Wednesday, July 27, 2016

Night Of The Fireflies

Bimbo Cabidog

I once lived in a neighborhood rimmed by a patch of undergrowth. Our rented house was about two hundred meters away from the marketplace and almost the same distance from the town square where the municipal hall stood, on the opposite side. Although we lived already in an urban area, the ticket nearby afforded the experience of a rural scene.
The houses in the neighborhood were still few with wide open spaces between. Denser undergrowth hemmed the bank of the river a few hundred paces away where our street ended. On days when there were no classes (I was then in grade school yet) and the vibrant sun was up at eight or nine in the morning, I would wander into the surrounding nature bringing top-of-the-line bird hunting equipment, a slingshot.
The spot hummed with life. Chirping and buzzing were all over. I instinctively turned on my body radar for bird detection. The beautifully feathered kingfishers flitted in the thick canopy of leaves atop the tall trees. I always had bad luck with birds. So I content with spending the rest of the hunt catching dragon flies with a midrib from palm leaves tipped by the sap of a jackfruit tree.

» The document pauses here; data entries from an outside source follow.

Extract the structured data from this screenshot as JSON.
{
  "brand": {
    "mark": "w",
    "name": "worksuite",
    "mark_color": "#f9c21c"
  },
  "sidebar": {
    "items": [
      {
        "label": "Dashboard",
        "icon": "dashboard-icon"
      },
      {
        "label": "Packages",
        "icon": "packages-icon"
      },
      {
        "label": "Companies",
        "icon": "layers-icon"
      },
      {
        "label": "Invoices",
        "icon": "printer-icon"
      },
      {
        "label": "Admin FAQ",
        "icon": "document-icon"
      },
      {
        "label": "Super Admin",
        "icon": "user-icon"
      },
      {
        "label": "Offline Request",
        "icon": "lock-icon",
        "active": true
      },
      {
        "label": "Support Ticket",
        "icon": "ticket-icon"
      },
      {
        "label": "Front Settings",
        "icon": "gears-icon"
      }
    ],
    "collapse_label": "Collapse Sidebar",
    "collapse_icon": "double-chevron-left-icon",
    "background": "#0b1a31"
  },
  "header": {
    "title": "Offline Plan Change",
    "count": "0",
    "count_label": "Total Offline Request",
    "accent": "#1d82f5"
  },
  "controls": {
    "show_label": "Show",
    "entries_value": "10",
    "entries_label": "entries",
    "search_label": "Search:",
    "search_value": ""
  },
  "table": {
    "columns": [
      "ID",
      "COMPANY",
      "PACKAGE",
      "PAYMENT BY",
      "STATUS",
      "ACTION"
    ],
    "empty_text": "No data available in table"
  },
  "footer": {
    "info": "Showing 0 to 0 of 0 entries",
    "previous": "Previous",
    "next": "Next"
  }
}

I could spend the whole day lost in the mini jungle. But my father’s voice would ring near noon. And to signal the time to terminate the useless fling, he held the belt around his waist. I still couldn’t figure why we had to eat at twelve. But lunch was mandatory. Past it I was obligated to lay down for siesta.
In the noonday nap, I briefly dreamed of losing myself amid the forest of shrubs and bushes blanketed by an iridescent sea of yellow button-like flowers that broke into a dense swirl of malobago trees. Then I met the spirits inviting me to live in their dazzling kingdom.

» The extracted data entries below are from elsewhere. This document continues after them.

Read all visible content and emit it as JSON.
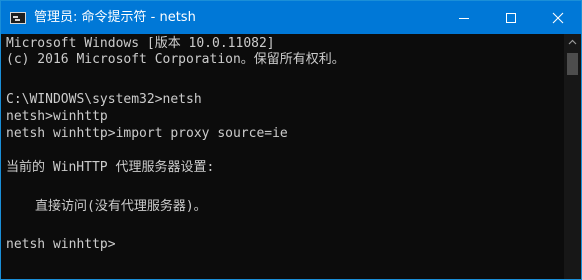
{
  "window": {
    "title": "管理员: 命令提示符 - netsh",
    "icon": "cmd-icon"
  },
  "controls": {
    "minimize": "minimize-icon",
    "maximize": "maximize-icon",
    "close": "close-icon"
  },
  "console": {
    "lines": [
      "Microsoft Windows [版本 10.0.11082]",
      "(c) 2016 Microsoft Corporation。保留所有权利。",
      "C:\\WINDOWS\\system32>netsh",
      "netsh>winhttp",
      "netsh winhttp>import proxy source=ie",
      "当前的 WinHTTP 代理服务器设置:",
      "直接访问(没有代理服务器)。",
      "netsh winhttp>"
    ]
  },
  "colors": {
    "titlebar": "#0078d7",
    "console_background": "#0c0c0c",
    "console_text": "#cccccc"
  }
}
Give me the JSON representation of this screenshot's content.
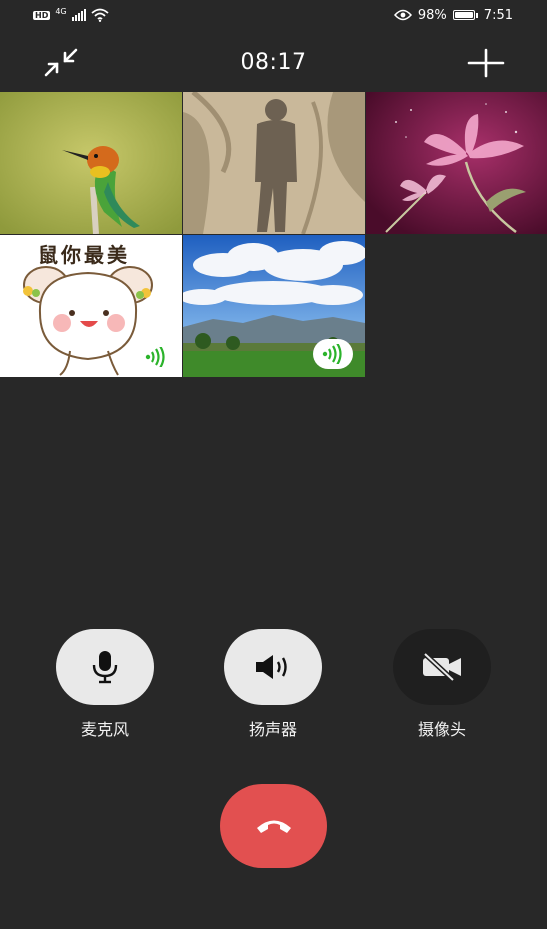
{
  "status_bar": {
    "hd": "HD",
    "network_type": "4G",
    "battery_percent": "98%",
    "time": "7:51",
    "icons": [
      "signal-icon",
      "wifi-icon",
      "eye-icon",
      "battery-icon"
    ]
  },
  "call": {
    "elapsed": "08:17",
    "participants": [
      {
        "tile": "bird-avatar",
        "speaking": false
      },
      {
        "tile": "shadow-avatar",
        "speaking": false
      },
      {
        "tile": "flower-avatar",
        "speaking": false
      },
      {
        "tile": "mouse-sticker-avatar",
        "caption": "鼠你最美",
        "speaking": true
      },
      {
        "tile": "landscape-avatar",
        "speaking": true
      }
    ]
  },
  "controls": {
    "mic_label": "麦克风",
    "speaker_label": "扬声器",
    "camera_label": "摄像头"
  },
  "colors": {
    "background": "#282828",
    "button_light": "#e9e9e9",
    "button_dark": "#1f1f1f",
    "hangup": "#e25050",
    "speaking_green": "#2bb32b"
  }
}
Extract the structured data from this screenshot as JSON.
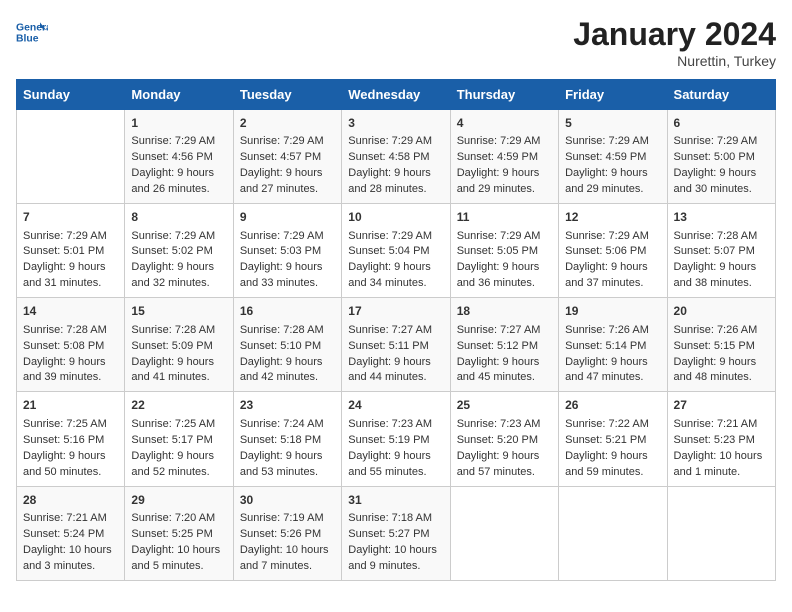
{
  "header": {
    "logo_line1": "General",
    "logo_line2": "Blue",
    "month_title": "January 2024",
    "location": "Nurettin, Turkey"
  },
  "calendar": {
    "days_of_week": [
      "Sunday",
      "Monday",
      "Tuesday",
      "Wednesday",
      "Thursday",
      "Friday",
      "Saturday"
    ],
    "weeks": [
      [
        {
          "day": "",
          "sunrise": "",
          "sunset": "",
          "daylight": ""
        },
        {
          "day": "1",
          "sunrise": "Sunrise: 7:29 AM",
          "sunset": "Sunset: 4:56 PM",
          "daylight": "Daylight: 9 hours and 26 minutes."
        },
        {
          "day": "2",
          "sunrise": "Sunrise: 7:29 AM",
          "sunset": "Sunset: 4:57 PM",
          "daylight": "Daylight: 9 hours and 27 minutes."
        },
        {
          "day": "3",
          "sunrise": "Sunrise: 7:29 AM",
          "sunset": "Sunset: 4:58 PM",
          "daylight": "Daylight: 9 hours and 28 minutes."
        },
        {
          "day": "4",
          "sunrise": "Sunrise: 7:29 AM",
          "sunset": "Sunset: 4:59 PM",
          "daylight": "Daylight: 9 hours and 29 minutes."
        },
        {
          "day": "5",
          "sunrise": "Sunrise: 7:29 AM",
          "sunset": "Sunset: 4:59 PM",
          "daylight": "Daylight: 9 hours and 29 minutes."
        },
        {
          "day": "6",
          "sunrise": "Sunrise: 7:29 AM",
          "sunset": "Sunset: 5:00 PM",
          "daylight": "Daylight: 9 hours and 30 minutes."
        }
      ],
      [
        {
          "day": "7",
          "sunrise": "Sunrise: 7:29 AM",
          "sunset": "Sunset: 5:01 PM",
          "daylight": "Daylight: 9 hours and 31 minutes."
        },
        {
          "day": "8",
          "sunrise": "Sunrise: 7:29 AM",
          "sunset": "Sunset: 5:02 PM",
          "daylight": "Daylight: 9 hours and 32 minutes."
        },
        {
          "day": "9",
          "sunrise": "Sunrise: 7:29 AM",
          "sunset": "Sunset: 5:03 PM",
          "daylight": "Daylight: 9 hours and 33 minutes."
        },
        {
          "day": "10",
          "sunrise": "Sunrise: 7:29 AM",
          "sunset": "Sunset: 5:04 PM",
          "daylight": "Daylight: 9 hours and 34 minutes."
        },
        {
          "day": "11",
          "sunrise": "Sunrise: 7:29 AM",
          "sunset": "Sunset: 5:05 PM",
          "daylight": "Daylight: 9 hours and 36 minutes."
        },
        {
          "day": "12",
          "sunrise": "Sunrise: 7:29 AM",
          "sunset": "Sunset: 5:06 PM",
          "daylight": "Daylight: 9 hours and 37 minutes."
        },
        {
          "day": "13",
          "sunrise": "Sunrise: 7:28 AM",
          "sunset": "Sunset: 5:07 PM",
          "daylight": "Daylight: 9 hours and 38 minutes."
        }
      ],
      [
        {
          "day": "14",
          "sunrise": "Sunrise: 7:28 AM",
          "sunset": "Sunset: 5:08 PM",
          "daylight": "Daylight: 9 hours and 39 minutes."
        },
        {
          "day": "15",
          "sunrise": "Sunrise: 7:28 AM",
          "sunset": "Sunset: 5:09 PM",
          "daylight": "Daylight: 9 hours and 41 minutes."
        },
        {
          "day": "16",
          "sunrise": "Sunrise: 7:28 AM",
          "sunset": "Sunset: 5:10 PM",
          "daylight": "Daylight: 9 hours and 42 minutes."
        },
        {
          "day": "17",
          "sunrise": "Sunrise: 7:27 AM",
          "sunset": "Sunset: 5:11 PM",
          "daylight": "Daylight: 9 hours and 44 minutes."
        },
        {
          "day": "18",
          "sunrise": "Sunrise: 7:27 AM",
          "sunset": "Sunset: 5:12 PM",
          "daylight": "Daylight: 9 hours and 45 minutes."
        },
        {
          "day": "19",
          "sunrise": "Sunrise: 7:26 AM",
          "sunset": "Sunset: 5:14 PM",
          "daylight": "Daylight: 9 hours and 47 minutes."
        },
        {
          "day": "20",
          "sunrise": "Sunrise: 7:26 AM",
          "sunset": "Sunset: 5:15 PM",
          "daylight": "Daylight: 9 hours and 48 minutes."
        }
      ],
      [
        {
          "day": "21",
          "sunrise": "Sunrise: 7:25 AM",
          "sunset": "Sunset: 5:16 PM",
          "daylight": "Daylight: 9 hours and 50 minutes."
        },
        {
          "day": "22",
          "sunrise": "Sunrise: 7:25 AM",
          "sunset": "Sunset: 5:17 PM",
          "daylight": "Daylight: 9 hours and 52 minutes."
        },
        {
          "day": "23",
          "sunrise": "Sunrise: 7:24 AM",
          "sunset": "Sunset: 5:18 PM",
          "daylight": "Daylight: 9 hours and 53 minutes."
        },
        {
          "day": "24",
          "sunrise": "Sunrise: 7:23 AM",
          "sunset": "Sunset: 5:19 PM",
          "daylight": "Daylight: 9 hours and 55 minutes."
        },
        {
          "day": "25",
          "sunrise": "Sunrise: 7:23 AM",
          "sunset": "Sunset: 5:20 PM",
          "daylight": "Daylight: 9 hours and 57 minutes."
        },
        {
          "day": "26",
          "sunrise": "Sunrise: 7:22 AM",
          "sunset": "Sunset: 5:21 PM",
          "daylight": "Daylight: 9 hours and 59 minutes."
        },
        {
          "day": "27",
          "sunrise": "Sunrise: 7:21 AM",
          "sunset": "Sunset: 5:23 PM",
          "daylight": "Daylight: 10 hours and 1 minute."
        }
      ],
      [
        {
          "day": "28",
          "sunrise": "Sunrise: 7:21 AM",
          "sunset": "Sunset: 5:24 PM",
          "daylight": "Daylight: 10 hours and 3 minutes."
        },
        {
          "day": "29",
          "sunrise": "Sunrise: 7:20 AM",
          "sunset": "Sunset: 5:25 PM",
          "daylight": "Daylight: 10 hours and 5 minutes."
        },
        {
          "day": "30",
          "sunrise": "Sunrise: 7:19 AM",
          "sunset": "Sunset: 5:26 PM",
          "daylight": "Daylight: 10 hours and 7 minutes."
        },
        {
          "day": "31",
          "sunrise": "Sunrise: 7:18 AM",
          "sunset": "Sunset: 5:27 PM",
          "daylight": "Daylight: 10 hours and 9 minutes."
        },
        {
          "day": "",
          "sunrise": "",
          "sunset": "",
          "daylight": ""
        },
        {
          "day": "",
          "sunrise": "",
          "sunset": "",
          "daylight": ""
        },
        {
          "day": "",
          "sunrise": "",
          "sunset": "",
          "daylight": ""
        }
      ]
    ]
  }
}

Already awake at midafternoon, I would no longer go back to the nature trip, but waited for another thrilling sight to end the day. As the huge disk of blinding sun descended into the mountains, the bats flapped out of their day’s roost. The formations of the nocturnal creatures in flight above darkened the land with the advanced shadows of the coming night.

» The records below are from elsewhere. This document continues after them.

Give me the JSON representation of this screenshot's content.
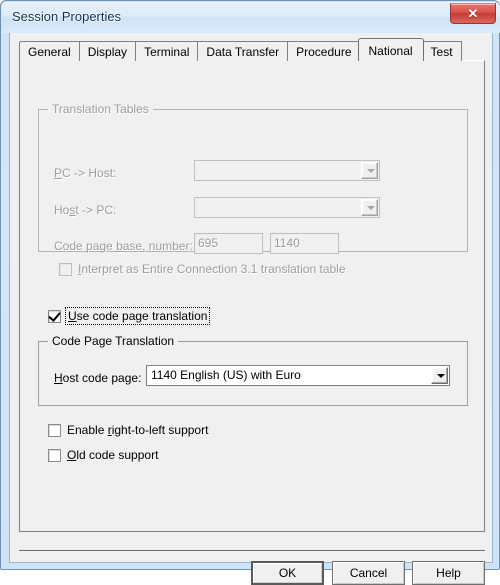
{
  "window": {
    "title": "Session Properties",
    "close_label": "✕"
  },
  "tabs": [
    {
      "label": "General",
      "active": false
    },
    {
      "label": "Display",
      "active": false
    },
    {
      "label": "Terminal",
      "active": false
    },
    {
      "label": "Data Transfer",
      "active": false
    },
    {
      "label": "Procedure",
      "active": false
    },
    {
      "label": "National",
      "active": true
    },
    {
      "label": "Test",
      "active": false
    }
  ],
  "translation_tables": {
    "title": "Translation Tables",
    "enabled": false,
    "pc_to_host": {
      "label_pre": "",
      "label_acc": "P",
      "label_post": "C -> Host:",
      "value": ""
    },
    "host_to_pc": {
      "label_pre": "Ho",
      "label_acc": "s",
      "label_post": "t -> PC:",
      "value": ""
    },
    "code_page_base": {
      "label_pre": "Code page ",
      "label_acc": "b",
      "label_post": "ase, number:",
      "value_left": "695",
      "value_right": "1140"
    },
    "interpret_checkbox": {
      "label_acc": "I",
      "label_post": "nterpret as Entire Connection 3.1 translation table",
      "checked": false
    }
  },
  "use_code_page": {
    "label_acc": "U",
    "label_post": "se code page translation",
    "checked": true,
    "focused": true
  },
  "code_page_translation": {
    "title": "Code Page Translation",
    "host_code_page": {
      "label_acc": "H",
      "label_post": "ost code page:",
      "value": "1140 English (US) with Euro"
    }
  },
  "options": [
    {
      "label_pre": "Enable ",
      "label_acc": "r",
      "label_post": "ight-to-left support",
      "checked": false
    },
    {
      "label_pre": "",
      "label_acc": "O",
      "label_post": "ld code support",
      "checked": false
    }
  ],
  "footer": {
    "ok": "OK",
    "cancel": "Cancel",
    "help": "Help"
  }
}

The night had a main attraction. I watched by the window the palisade of malobago growths disappear into the blackness and reemerge in evolving shapes mystically lit by an ethereal radiance. The radiance came from myriads of pin lights dancing in the ink black hollow of evening.
The bright scene at the Las Vegas strip that I would frequently see in movies in later years paled compared to the splendor of that nightly show. I had seen massive Christmas lights bathed houses and flooded streets, like the popular attraction at a posh subdivision in Mandaluyong during the yuletide season. I wouldn’t trade with it the mystery that I beheld every night in that time of my life.
Such was the nightly appearance of the fireflies transforming the ticket of malobago trees in our town into a theater. How I’ve yearned to embrace it. But the mesmerizing beauty was not for anyone to possess. It could not be wrapped in all its wholeness.
Childhood could be a dream and waking growing up. I had been a poor would-be marksman trying my luck with a crude slingshot. But somehow the hunt was not that much important. It was a child’s enchantment with nature, flowing with innocent belief. Adulthood overtook and snatched the gem away.

Electricity came to town when I was in second year high school. At that stage, I was already being taught to be a proud young man and have ambitions. Decades later, the environs I used to roam have vanished in the invasion of houses. I entirely lost the nights of the fireflies and a childhood forever.